The pretense of a rosy world shattered, if in no other way, than how I continue to experience October. What people might smell in my attitude isn’t optimism – that everything is good if you just look at it the right way. Some things are terrible and they suck and it’s okay to name it that way.

What I am, however, is hopeful.

I believe this whole thing is headed in a particular direction, a place with goodness as a baseline. (And actually, I believe that about our starting point as well.) What we have here, among us, is a kitchen in the middle of making the salsa. A mess. A sink full of dishes, splatters on the wall and my shirt, with scraps of vegetables attracting the fruit flies. This is the creation process. There is a deliciousness in our midst; we can smell it. We can see evidence of it around us. And it’s not yet. We’re still shuffling bowls of tomato cores and getting jalapeno seeds too close to our eyes. The scent of what is to come permeates our present atmosphere to the point we can nearly taste it. And still we wait for things to cook down and become as they should be.

That is the underlying Hebrew tone of the word hope: To wait.

Optimism brushes off the negative, the part of the glass that is empty. Hope endures it. Hope takes it all in. Half is gone, half is full, and when it’s all consumed it’s going to be very, very good.

This is our work. We’re partnered in the work of creation, bringing about the reality we believe we’re headed toward. Not a passive, “It sure would be nice if…” waiting, but an active wait. In the words of Anne Lamott, it’s “planting trees for children whose grandparents were born yesterday.” Perhaps the literal trees, and maybe we’re also planting ideas into generations that we won’t be around to hear them repeat. In any case, the value doesn’t diminish.

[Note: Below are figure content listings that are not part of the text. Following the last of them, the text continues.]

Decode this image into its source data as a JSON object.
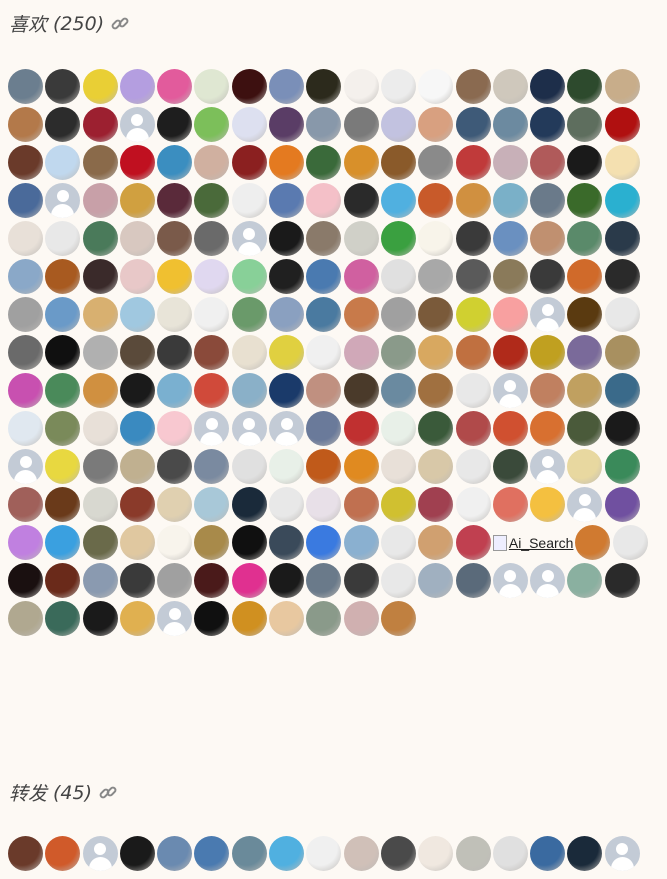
{
  "likes": {
    "label": "喜欢",
    "count": "(250)",
    "icon": "link-icon",
    "broken_image_alt": "Ai_Search",
    "avatars": [
      "#6b7e8f",
      "#3a3a3a",
      "#e9cf35",
      "#b49ee0",
      "#e25b9c",
      "#dfe7d2",
      "#3d1010",
      "#7a8fb8",
      "#2c2a1c",
      "#f4f0ec",
      "#ececec",
      "#f7f7f7",
      "#8a6a50",
      "#cfc8bc",
      "#1d2e4a",
      "#2d4a2d",
      "#c8ad8a",
      "#b3794a",
      "#2c2c2c",
      "#9c2030",
      "ph",
      "#1e1e1e",
      "#7cbf5a",
      "#dde0f0",
      "#5a3d66",
      "#8898aa",
      "#7a7a7a",
      "#c2c2e0",
      "#d8a080",
      "#3e5a78",
      "#6c8aa0",
      "#233a5a",
      "#5e6e5e",
      "#b01010",
      "#6a3a2a",
      "#c0d8ee",
      "#8a6a4a",
      "#c01020",
      "#3b8ec0",
      "#d0b0a0",
      "#8b2020",
      "#e47a20",
      "#3a6a3a",
      "#d8902a",
      "#8a5a2a",
      "#8a8a8a",
      "#c03a3a",
      "#c8b0b8",
      "#b05a5a",
      "#1a1a1a",
      "#f4e0b0",
      "#4a6a9a",
      "ph",
      "#c8a0a8",
      "#d0a040",
      "#5a2a3a",
      "#4a6a3a",
      "#eeeeee",
      "#5a7ab0",
      "#f4c0c8",
      "#2a2a2a",
      "#50b0e0",
      "#c85a2a",
      "#d09040",
      "#7ab0c8",
      "#6a7a8a",
      "#3a6a2a",
      "#2ab0d0",
      "#e8e0d8",
      "#e8e8e8",
      "#4a7a5a",
      "#d8c8c0",
      "#7a5a4a",
      "#6a6a6a",
      "ph",
      "#1a1a1a",
      "#8a7a6a",
      "#d0d0c8",
      "#3aa040",
      "#f8f4ea",
      "#3a3a3a",
      "#6a90c0",
      "#c09070",
      "#5a8a6a",
      "#2a3a4a",
      "#8aa8c8",
      "#a85a20",
      "#3a2a2a",
      "#e8c8c8",
      "#f0c030",
      "#e0d8f0",
      "#88d098",
      "#202020",
      "#4a7ab0",
      "#d060a0",
      "#e0e0e0",
      "#a8a8a8",
      "#5a5a5a",
      "#8a7a5a",
      "#3a3a3a",
      "#d06a2a",
      "#2a2a2a",
      "#a0a0a0",
      "#6a9ac8",
      "#d8b070",
      "#a0c8e0",
      "#e8e4d8",
      "#f0f0f0",
      "#6a9a6a",
      "#8aa0c0",
      "#4a7aa0",
      "#c87a4a",
      "#a0a0a0",
      "#7a5a3a",
      "#d0d030",
      "#f8a0a0",
      "ph",
      "#5a3a10",
      "#e8e8e8",
      "#6a6a6a",
      "#101010",
      "#b0b0b0",
      "#5a4a3a",
      "#3a3a3a",
      "#8a4a3a",
      "#e8e0d0",
      "#e0d040",
      "#f0f0f0",
      "#d0a8b8",
      "#8a9a8a",
      "#d8a860",
      "#c07040",
      "#b02a1a",
      "#c0a020",
      "#7a6a9a",
      "#a89060",
      "#c850b0",
      "#4a8a5a",
      "#d09040",
      "#1a1a1a",
      "#7ab0d0",
      "#d04a3a",
      "#8ab0c8",
      "#1a3a6a",
      "#c09080",
      "#4a3a2a",
      "#6a8aa0",
      "#a07040",
      "#e8e8e8",
      "ph",
      "#c08060",
      "#c0a060",
      "#3a6a8a",
      "#e0e8f0",
      "#7a8a5a",
      "#e8e0d8",
      "#3a8ac0",
      "#f8c8d0",
      "ph",
      "ph",
      "ph",
      "#6a7a9a",
      "#c03030",
      "#e8f0e8",
      "#3a5a3a",
      "#b04a4a",
      "#d05030",
      "#d87030",
      "#4a5a3a",
      "#1a1a1a",
      "ph",
      "#e8d840",
      "#7a7a7a",
      "#c0b090",
      "#4a4a4a",
      "#7a8aa0",
      "#e0e0e0",
      "#e8f0e8",
      "#c05a1a",
      "#e08a20",
      "#e8e0d8",
      "#d8c8a8",
      "#e8e8e8",
      "#3a4a3a",
      "ph",
      "#e8d8a0",
      "#3a8a5a",
      "#a0605a",
      "#6a3a1a",
      "#d8d8d0",
      "#8a3a2a",
      "#e0d0b0",
      "#a8c8d8",
      "#1a2a3a",
      "#e8e8e8",
      "#e8e0e8",
      "#c07050",
      "#d0c030",
      "#a04050",
      "#f0f0f0",
      "#e07060",
      "#f4c040",
      "ph",
      "#7050a0",
      "#c080e0",
      "#3aa0e0",
      "#6a6a4a",
      "#e0c8a0",
      "#f8f4ec",
      "#a88a4a",
      "#101010",
      "#3a4a5a",
      "#3a7ae0",
      "#8ab0d0",
      "#e8e8e8",
      "#d0a070",
      "#c04050",
      "__broken__",
      "#d07a30",
      "#e8e8e8",
      "#1a1010",
      "#6a2a1a",
      "#8a9ab0",
      "#3a3a3a",
      "#a0a0a0",
      "#4a1a1a",
      "#e03090",
      "#1a1a1a",
      "#6a7a8a",
      "#3a3a3a",
      "#e8e8e8",
      "#a0b0c0",
      "#5a6a7a",
      "ph",
      "ph",
      "#8ab0a0",
      "#2a2a2a",
      "#b0a890",
      "#3a6a5a",
      "#1a1a1a",
      "#e0b050",
      "ph",
      "#101010",
      "#d09020",
      "#e8c8a0",
      "#8a9a8a",
      "#d0b0b0",
      "#c08040"
    ]
  },
  "reposts": {
    "label": "转发",
    "count": "(45)",
    "icon": "link-icon",
    "avatars": [
      "#6a3a2a",
      "#d05a2a",
      "ph",
      "#1a1a1a",
      "#6a8ab0",
      "#4a7ab0",
      "#6a8a9a",
      "#50b0e0",
      "#f0f0f0",
      "#d0c0b8",
      "#4a4a4a",
      "#f0e8e0",
      "#c0c0b8",
      "#e0e0e0",
      "#3a6aa0",
      "#1a2a3a",
      "ph"
    ]
  },
  "colors": {
    "background": "#fdf9f4",
    "placeholder": "#c3cbd6"
  }
}
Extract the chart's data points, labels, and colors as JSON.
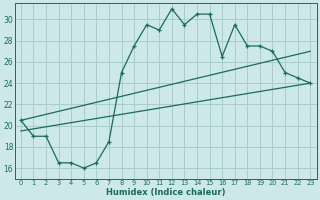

So friends, when you hear me cheering for the good, have confidence that I’ve not forgotten the terrible. It’s here. And, I won’t let negativity bias win. It’s not an either/or question. This life is a Beautiful Struggle.

Optimism, pessimism, or realism? This isn’t an interesting conversation for me. My questions revolve around: Is this big  ol’ human experiment going somewhere? And if so, is it worth it?

Is the salsa worth the messy kitchen?

My answer, so far in this life, is undoubtedly yes. It doesn’t have to be perfect to be good.